Short Story ⟡ Informatics

Divergence Between Expectation and Reality

When expectations don't match reality, KL divergence measures the distance between what we thought and what is.

  • #expected value
  • #variance
  • #prediction error
  • #model update

"I definitely thought I'd get 70 on today's test."

Riku looked dejected at his results.

"What did you get?" Yuki asked.

"55. Talk about disappointing."

Aoi said quietly, "Divergence between expected and observed values. This can also be analyzed information-theoretically."

"Seriously? Not much consolation."

"No, listen," Aoi opened the notebook. "Expected value E[X] is the probability-weighted average."

"So?"

"Your subjective expected value was 70. But calculated from objective probability distribution, it might have been lower."

Yuki supplemented. "So Riku's prediction model was optimistic?"

"Ugh, right on target."

At that moment, Mira quietly approached and wrote in her notebook.

"Variance = E[(X - E[X])²]"

"Variance," Aoi explained. "Spread from expected value. Large variance makes prediction difficult."

"Is my ability high variance?" Riku asked.

"Probably. Your performance fluctuates significantly."

Yuki started calculating. "If your last 5 tests were 50, 65, 40, 70, 55, the average is 56."

"Expected 70 but reality is 56."

"Plus, variance is about 130. Standard deviation about 11.4 points."

Aoi explained. "So 56±11 points is your ability range. 70 points is 1.2 standard deviations above. Possible, but not as frequent as you expect."

Riku's face showed understanding. "I overestimated my ability."

"Humans tend toward optimism bias," Aoi said. "Subjective expected value becomes higher than objective."
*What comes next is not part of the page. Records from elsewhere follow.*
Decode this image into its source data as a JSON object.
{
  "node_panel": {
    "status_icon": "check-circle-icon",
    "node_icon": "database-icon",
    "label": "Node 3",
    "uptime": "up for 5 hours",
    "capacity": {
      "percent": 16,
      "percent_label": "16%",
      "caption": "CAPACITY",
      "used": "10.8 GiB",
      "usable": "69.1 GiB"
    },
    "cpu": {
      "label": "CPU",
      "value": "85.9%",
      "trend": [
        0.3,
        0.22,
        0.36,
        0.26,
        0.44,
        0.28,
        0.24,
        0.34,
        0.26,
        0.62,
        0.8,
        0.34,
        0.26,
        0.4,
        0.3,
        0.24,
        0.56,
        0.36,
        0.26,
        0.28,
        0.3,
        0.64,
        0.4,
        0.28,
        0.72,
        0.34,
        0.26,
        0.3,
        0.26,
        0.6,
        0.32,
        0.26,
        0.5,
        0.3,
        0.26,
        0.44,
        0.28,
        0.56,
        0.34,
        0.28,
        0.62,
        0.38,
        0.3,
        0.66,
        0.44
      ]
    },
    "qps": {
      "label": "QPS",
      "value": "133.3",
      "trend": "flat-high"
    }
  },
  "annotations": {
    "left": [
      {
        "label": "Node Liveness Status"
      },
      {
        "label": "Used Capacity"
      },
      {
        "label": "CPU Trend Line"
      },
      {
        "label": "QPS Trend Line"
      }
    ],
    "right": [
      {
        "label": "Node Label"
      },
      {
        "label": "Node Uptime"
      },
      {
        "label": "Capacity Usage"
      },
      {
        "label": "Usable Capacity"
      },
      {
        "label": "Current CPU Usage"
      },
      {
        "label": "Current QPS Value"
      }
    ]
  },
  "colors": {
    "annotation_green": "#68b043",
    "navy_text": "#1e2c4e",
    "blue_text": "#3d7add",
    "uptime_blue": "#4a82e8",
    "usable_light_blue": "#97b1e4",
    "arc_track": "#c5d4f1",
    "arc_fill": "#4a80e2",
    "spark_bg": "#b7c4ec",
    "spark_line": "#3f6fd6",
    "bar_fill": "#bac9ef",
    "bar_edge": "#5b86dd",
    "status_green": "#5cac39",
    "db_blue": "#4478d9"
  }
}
Mira showed a new note. "Bayesian update: prior → posterior"

"Bayesian updating," Yuki read. "Update prior distribution with observed data."

"Yes. With this 55-point information, Riku should update his model."

"So have realistic expectations next time?"

"That's learning," Aoi nodded. "Recognize gaps between expectation and reality, modify the model."

Yuki suddenly thought. "But aiming above expected value isn't bad, right?"

"Of course. Goals and expectations are different."

"Goal can be 70. But realistic expectation is around 56. Bridge that gap with effort."

Riku's expression became serious. "I see. Not lowering expectations, but correctly recognizing reality."

"Exactly," Aoi acknowledged. "Information theory seems cold but actually gives hope."

"How so?"

"High variance means large room for improvement. Change practice methods and you can raise expected value."

Mira smiled. A rare expression.

"Divergence between expectation and reality is the driving force of growth," Aoi continued. "If gap is zero, no need to learn."

Yuki wrote in her notebook. "Disappointment = information. Can use next time."

"Too positive?" Riku laughed.

"No, information-theoretically correct," Aoi admitted. "Larger prediction error, stronger learning signal."

Riku stood up. "Alright, I'll retrain my model before the next test."

"Data collection is important too. Measure frequently with quizzes, reduce variance."

"Reduce variance means stabilize?"

"Yes. Control fluctuation in ability."

Mira wrote last. "Consistency > occasional peaks"

"Better than occasional hits, stability matters," Yuki translated.

"Got it. I'll do it steadily."

The four began cleaning up. Between expectation and reality, divergence always exists. But measure it, understand it, correct it. That's growth.